The Steaming Rants of Ernie Wight

Let's P-p-p-Party!

I trundled slowly up the sodium-glow of Chippenham high street. In my pocket was an envelope with some cash. Once a week I had to pick up the account settlements from two garages who obstinately refused to use cheques or bank transfers to pay their bills. I didn't like carrying cash, especially when it wasn't mine. As I stopped at a red light someone lurched against my door and breathed stale drink fumes into the cab. It was 5 in the morning, and he said, with a curiously-mangled scots accent "Can I trouble you for forty quid?". I was already in gear, riding the clutch ready for the first hint of amber, and I felt my feet move smoothly in opposite directions, one down, one up, as I dropped the handbrake lever to the floor and slapped his hand off of the door. "Fuck you" I heard him scream above the noise of tyres and exhaust.
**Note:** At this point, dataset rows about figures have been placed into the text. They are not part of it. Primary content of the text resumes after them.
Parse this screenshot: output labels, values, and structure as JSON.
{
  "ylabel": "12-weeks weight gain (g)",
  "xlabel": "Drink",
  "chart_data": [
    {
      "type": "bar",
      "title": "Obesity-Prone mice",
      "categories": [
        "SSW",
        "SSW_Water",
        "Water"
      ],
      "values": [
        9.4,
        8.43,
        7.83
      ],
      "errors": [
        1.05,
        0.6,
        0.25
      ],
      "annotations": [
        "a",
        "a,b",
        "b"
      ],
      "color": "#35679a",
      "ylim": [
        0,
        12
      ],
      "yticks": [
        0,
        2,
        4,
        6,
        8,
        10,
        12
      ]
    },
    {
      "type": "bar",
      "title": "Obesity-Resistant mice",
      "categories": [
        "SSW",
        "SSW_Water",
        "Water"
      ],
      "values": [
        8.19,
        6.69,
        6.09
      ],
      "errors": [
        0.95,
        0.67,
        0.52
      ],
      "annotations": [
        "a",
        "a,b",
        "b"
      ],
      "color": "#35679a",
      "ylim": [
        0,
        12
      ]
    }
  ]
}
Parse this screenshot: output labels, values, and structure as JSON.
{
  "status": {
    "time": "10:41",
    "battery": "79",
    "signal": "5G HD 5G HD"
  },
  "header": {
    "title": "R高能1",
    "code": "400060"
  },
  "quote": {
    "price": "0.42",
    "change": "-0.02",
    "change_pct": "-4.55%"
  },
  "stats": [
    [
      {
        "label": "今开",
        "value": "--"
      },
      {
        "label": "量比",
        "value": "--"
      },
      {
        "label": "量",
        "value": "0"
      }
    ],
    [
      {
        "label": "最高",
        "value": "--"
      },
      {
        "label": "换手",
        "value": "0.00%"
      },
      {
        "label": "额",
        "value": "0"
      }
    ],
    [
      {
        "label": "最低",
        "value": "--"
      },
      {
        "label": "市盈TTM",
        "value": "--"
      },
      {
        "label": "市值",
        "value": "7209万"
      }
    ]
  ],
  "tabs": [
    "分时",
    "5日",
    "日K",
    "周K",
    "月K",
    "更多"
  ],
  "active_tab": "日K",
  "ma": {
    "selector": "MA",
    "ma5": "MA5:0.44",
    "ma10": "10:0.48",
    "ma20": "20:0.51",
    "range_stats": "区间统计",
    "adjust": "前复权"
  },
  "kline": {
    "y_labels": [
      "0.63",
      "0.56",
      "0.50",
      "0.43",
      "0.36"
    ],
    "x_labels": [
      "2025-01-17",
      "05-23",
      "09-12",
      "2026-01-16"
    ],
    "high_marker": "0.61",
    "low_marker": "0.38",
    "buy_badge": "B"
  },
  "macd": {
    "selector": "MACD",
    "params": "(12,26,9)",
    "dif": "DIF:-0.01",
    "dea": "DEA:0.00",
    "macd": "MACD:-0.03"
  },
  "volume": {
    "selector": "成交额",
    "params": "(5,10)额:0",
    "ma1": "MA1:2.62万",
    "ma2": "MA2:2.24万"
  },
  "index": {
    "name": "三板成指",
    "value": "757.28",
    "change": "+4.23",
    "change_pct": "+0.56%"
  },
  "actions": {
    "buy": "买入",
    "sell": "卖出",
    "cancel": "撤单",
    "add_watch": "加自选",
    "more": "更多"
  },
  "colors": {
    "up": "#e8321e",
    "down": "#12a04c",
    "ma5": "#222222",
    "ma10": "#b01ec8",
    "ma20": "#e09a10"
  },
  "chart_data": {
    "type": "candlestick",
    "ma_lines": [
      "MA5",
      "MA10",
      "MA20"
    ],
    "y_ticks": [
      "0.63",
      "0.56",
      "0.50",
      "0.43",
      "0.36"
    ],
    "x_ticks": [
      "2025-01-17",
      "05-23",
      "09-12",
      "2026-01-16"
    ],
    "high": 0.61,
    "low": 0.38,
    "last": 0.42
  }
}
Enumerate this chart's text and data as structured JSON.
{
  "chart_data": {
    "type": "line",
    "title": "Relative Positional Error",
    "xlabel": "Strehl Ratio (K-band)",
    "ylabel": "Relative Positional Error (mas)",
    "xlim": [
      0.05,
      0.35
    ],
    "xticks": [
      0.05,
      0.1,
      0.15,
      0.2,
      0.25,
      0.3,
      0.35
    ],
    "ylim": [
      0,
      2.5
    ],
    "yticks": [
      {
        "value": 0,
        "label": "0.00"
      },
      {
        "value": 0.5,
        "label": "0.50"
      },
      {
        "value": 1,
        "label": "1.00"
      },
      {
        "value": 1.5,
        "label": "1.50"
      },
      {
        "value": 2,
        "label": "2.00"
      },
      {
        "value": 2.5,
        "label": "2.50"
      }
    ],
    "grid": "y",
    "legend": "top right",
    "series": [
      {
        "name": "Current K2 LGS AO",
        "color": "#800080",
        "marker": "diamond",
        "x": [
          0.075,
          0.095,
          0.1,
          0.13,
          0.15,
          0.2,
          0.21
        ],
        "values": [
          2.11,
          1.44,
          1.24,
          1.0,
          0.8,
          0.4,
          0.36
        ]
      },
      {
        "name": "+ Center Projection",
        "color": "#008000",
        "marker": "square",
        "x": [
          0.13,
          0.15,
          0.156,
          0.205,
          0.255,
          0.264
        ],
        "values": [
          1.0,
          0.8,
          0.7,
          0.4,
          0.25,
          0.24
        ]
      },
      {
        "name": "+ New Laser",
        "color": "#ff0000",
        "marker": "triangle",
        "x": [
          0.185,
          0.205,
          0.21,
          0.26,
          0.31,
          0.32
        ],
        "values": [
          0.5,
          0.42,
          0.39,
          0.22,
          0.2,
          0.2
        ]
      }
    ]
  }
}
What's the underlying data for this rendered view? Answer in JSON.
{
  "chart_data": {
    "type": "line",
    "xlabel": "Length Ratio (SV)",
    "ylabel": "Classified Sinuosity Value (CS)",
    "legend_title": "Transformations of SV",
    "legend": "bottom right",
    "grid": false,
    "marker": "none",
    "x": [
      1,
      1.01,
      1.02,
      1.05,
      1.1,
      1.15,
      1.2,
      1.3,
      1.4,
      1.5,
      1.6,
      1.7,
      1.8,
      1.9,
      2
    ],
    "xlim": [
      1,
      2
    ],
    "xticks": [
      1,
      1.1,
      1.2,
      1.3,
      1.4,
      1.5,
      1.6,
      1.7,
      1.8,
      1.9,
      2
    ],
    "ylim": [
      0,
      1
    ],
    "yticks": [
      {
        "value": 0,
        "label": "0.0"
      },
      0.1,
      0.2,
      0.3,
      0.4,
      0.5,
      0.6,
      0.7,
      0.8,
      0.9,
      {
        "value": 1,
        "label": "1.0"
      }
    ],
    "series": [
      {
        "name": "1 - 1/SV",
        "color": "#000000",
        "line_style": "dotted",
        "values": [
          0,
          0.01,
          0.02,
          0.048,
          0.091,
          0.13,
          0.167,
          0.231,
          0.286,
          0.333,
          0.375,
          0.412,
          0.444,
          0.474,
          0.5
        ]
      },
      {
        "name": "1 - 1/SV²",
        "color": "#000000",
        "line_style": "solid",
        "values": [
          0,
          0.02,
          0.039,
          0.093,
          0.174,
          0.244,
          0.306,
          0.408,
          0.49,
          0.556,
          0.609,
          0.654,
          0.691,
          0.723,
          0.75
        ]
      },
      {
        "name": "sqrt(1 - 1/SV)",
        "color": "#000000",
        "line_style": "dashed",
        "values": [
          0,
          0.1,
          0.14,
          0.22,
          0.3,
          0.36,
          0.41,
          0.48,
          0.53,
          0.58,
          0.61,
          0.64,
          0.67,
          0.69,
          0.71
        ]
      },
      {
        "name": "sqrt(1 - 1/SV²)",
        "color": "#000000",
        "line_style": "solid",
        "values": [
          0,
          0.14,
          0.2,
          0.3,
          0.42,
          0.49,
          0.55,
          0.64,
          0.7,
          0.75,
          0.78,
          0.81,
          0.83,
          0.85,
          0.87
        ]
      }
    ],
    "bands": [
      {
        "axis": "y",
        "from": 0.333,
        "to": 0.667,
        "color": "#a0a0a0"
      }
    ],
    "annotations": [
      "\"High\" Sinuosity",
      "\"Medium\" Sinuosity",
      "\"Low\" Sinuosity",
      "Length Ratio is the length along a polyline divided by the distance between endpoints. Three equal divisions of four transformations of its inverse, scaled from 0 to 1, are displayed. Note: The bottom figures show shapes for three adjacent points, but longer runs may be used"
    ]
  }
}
One drop later, and I had to retrace the same patch of road in the opposite direction. As I accelerated through the changing lights four figures staggered and lurched into the road across my path. He had fetched his friends. I weaved right slightly, waited till they had all turned to go that way, and swung hard left up over the pavement and around them. I heard a splat-splat from behind, and slowed, fearful that I had hit a fifth unseen man on the pavement. I saw with relief that two large containers of white stuff had shot off the back of the flatbed and exploded on the road. The drunks began to kick them towards me and howl like slavering werewolves. As I drove off I looked in the mirror once more, to see them all lined up across the road giving me the thumbs-down.

Later, less alarmed, I realised that he hadn't been asking for quite as much as I had first heard. In a drunken stutter he had been asking "for-for two pounds", but I, in my tired and surprised state, had heard forty. What would have happened to me if I had not managed to avoid them, and had knocked one of them down? If I had stopped at the scene, as the law and human behaviour said I should, I could have been beaten senseless. If I had driven off to a safe distance and then phoned, I could have been considered to have tried to run away from the scene of my guilt. All of this because four people have too much time on their hands, and not enough money. They had enough money to get drunk enough to be still on the stagger at 5 in the morning, but not enough to get them breakfast, or home.

And I, who haven't drunk anything now for several weeks, mostly because I can't afford it, have to be the target for someone's mindless forays, for less take-home pay each day than they had probably spent that previous evening getting that drunk. I'm beginning to realise that nobody actually cares about everyday justice. So long as no laws are broken that involve significant amounts of money or serious damage to the person, we are all left alone on the streets to get along with each other as best we can, the poor, the under-privileged, the mentally-unsettled, and the mischievous dancing around in a game of do or be done by, the sole proviso being that we should not upset our elders and betters.

Two pounds, which he wanted, is only half-an-hour's work for me, after deducting tax. I wonder how much he earns, and should I start trying to beg money from drunks? If I catch them early enough, they might be worth it. What is really burning at me, though, is that four drunks in the street should see me as rich enough to be able to give them two pounds, and there's no way I can explain to them that two pounds buys me the loaves of bread I need to eat, or the cans of beans, or whatever else I decide I've got to stuff inside my shivering form this cold and clammy morning.